For 2017, AICR provided a 30-day prevention checklist to improve lifestyles. In these few remaining days in February, we can include modified food-related suggestions from their list along with other recommendations to help prevent cancer.

  • If overweight or obese, make every effort to reach your recommended weight. Up to 40 percent of all cancers are associated with excess weight.
  • Distinguish between weight loss myths and facts.
  • Measure portion sizes to avoid overeating.
  • Enjoy meatless dishes. Most American grew up with red meats, from hamburgers to prime rib. While we can periodically enjoy these tasty foods in our diets, to reduce cancer risks limit red meats, especially those that have been cured. Try healthier entrees from vegetables, cheese, or beans.
  • Swap processed meats for better protein sources such as fish or chicken.
  • Substitute water or unsweetened beverages for sugary drinks.
  • Learn the relationship between sugar and cancer.
  • Try new whole grains.

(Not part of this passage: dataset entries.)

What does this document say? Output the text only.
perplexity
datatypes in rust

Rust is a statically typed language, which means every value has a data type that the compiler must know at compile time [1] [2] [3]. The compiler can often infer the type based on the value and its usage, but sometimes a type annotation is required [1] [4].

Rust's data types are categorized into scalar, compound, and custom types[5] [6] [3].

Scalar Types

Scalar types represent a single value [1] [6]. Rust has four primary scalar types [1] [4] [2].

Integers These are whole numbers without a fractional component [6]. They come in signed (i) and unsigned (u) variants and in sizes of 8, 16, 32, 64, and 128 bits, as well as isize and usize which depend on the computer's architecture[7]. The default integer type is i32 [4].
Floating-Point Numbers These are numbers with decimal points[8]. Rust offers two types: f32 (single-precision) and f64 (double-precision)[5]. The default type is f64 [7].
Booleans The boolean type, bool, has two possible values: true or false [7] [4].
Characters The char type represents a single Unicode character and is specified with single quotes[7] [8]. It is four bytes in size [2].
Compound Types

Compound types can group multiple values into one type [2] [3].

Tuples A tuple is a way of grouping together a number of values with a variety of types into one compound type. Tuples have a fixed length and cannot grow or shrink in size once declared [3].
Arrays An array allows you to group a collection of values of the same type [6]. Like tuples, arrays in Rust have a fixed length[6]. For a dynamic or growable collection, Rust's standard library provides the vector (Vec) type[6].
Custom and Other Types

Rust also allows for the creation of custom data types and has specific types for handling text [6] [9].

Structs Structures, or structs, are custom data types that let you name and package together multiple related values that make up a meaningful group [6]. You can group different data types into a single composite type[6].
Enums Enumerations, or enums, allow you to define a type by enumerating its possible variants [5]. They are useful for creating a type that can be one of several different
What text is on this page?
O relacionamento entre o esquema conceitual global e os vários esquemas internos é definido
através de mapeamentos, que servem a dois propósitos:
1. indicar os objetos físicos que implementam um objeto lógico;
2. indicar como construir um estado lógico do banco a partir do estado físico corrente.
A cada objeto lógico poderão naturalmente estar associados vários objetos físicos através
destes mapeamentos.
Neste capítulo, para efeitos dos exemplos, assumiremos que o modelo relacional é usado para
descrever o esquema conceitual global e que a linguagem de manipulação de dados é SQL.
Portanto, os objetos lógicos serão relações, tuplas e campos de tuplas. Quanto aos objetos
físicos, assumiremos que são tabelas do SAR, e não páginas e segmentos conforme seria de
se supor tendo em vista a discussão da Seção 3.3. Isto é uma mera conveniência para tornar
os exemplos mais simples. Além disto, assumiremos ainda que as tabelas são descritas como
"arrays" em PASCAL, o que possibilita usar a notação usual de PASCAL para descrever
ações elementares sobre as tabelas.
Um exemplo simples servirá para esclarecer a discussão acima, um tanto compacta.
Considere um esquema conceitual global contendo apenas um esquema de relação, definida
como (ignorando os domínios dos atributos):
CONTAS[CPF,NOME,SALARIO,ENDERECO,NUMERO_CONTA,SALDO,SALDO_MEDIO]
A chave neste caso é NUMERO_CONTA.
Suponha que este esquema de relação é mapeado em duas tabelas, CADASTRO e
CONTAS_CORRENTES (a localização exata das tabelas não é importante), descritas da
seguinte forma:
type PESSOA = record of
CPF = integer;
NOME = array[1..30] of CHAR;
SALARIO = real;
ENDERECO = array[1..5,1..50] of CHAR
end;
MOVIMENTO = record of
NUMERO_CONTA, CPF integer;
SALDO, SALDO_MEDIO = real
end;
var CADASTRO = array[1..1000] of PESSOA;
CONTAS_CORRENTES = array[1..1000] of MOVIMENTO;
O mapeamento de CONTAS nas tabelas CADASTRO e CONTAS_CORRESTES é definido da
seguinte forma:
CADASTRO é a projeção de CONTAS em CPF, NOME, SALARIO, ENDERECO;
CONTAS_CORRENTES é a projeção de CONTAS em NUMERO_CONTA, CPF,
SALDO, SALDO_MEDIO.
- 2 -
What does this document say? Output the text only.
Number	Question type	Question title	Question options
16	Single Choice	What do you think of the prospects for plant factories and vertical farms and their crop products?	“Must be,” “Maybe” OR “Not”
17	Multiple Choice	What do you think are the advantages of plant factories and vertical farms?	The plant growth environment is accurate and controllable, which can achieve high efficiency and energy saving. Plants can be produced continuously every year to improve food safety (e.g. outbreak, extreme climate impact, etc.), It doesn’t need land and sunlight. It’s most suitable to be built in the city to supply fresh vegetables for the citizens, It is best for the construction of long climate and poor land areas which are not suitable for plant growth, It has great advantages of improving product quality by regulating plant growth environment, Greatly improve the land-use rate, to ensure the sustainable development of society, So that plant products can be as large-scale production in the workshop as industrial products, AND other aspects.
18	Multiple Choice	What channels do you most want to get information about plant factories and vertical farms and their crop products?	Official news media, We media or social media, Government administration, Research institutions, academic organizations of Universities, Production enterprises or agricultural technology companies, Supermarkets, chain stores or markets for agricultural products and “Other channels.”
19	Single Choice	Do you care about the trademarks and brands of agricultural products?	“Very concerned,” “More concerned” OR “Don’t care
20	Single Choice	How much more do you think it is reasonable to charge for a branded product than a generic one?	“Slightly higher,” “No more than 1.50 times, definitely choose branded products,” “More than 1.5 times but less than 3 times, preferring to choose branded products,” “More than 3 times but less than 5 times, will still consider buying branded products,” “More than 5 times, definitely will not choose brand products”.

Today we have access to familiar grains as well as those unknown to us a decade ago. Common whole grains include amaranth, buckwheat, farro, Kamut, maize, millet, quinoa, rye, sorghum, and teff.
  • Cook cancer fighting recipes.
  • Read labels. Remember, ingredients are listed on the label in order of weight, with the main ingredient first.
  • Take the AICR healthy diet quiz.

The dreaded “C” word affects many lives. Lower your risks by incorporating these suggestions into your routine and adopting permanent changes for a healthier lifestyle.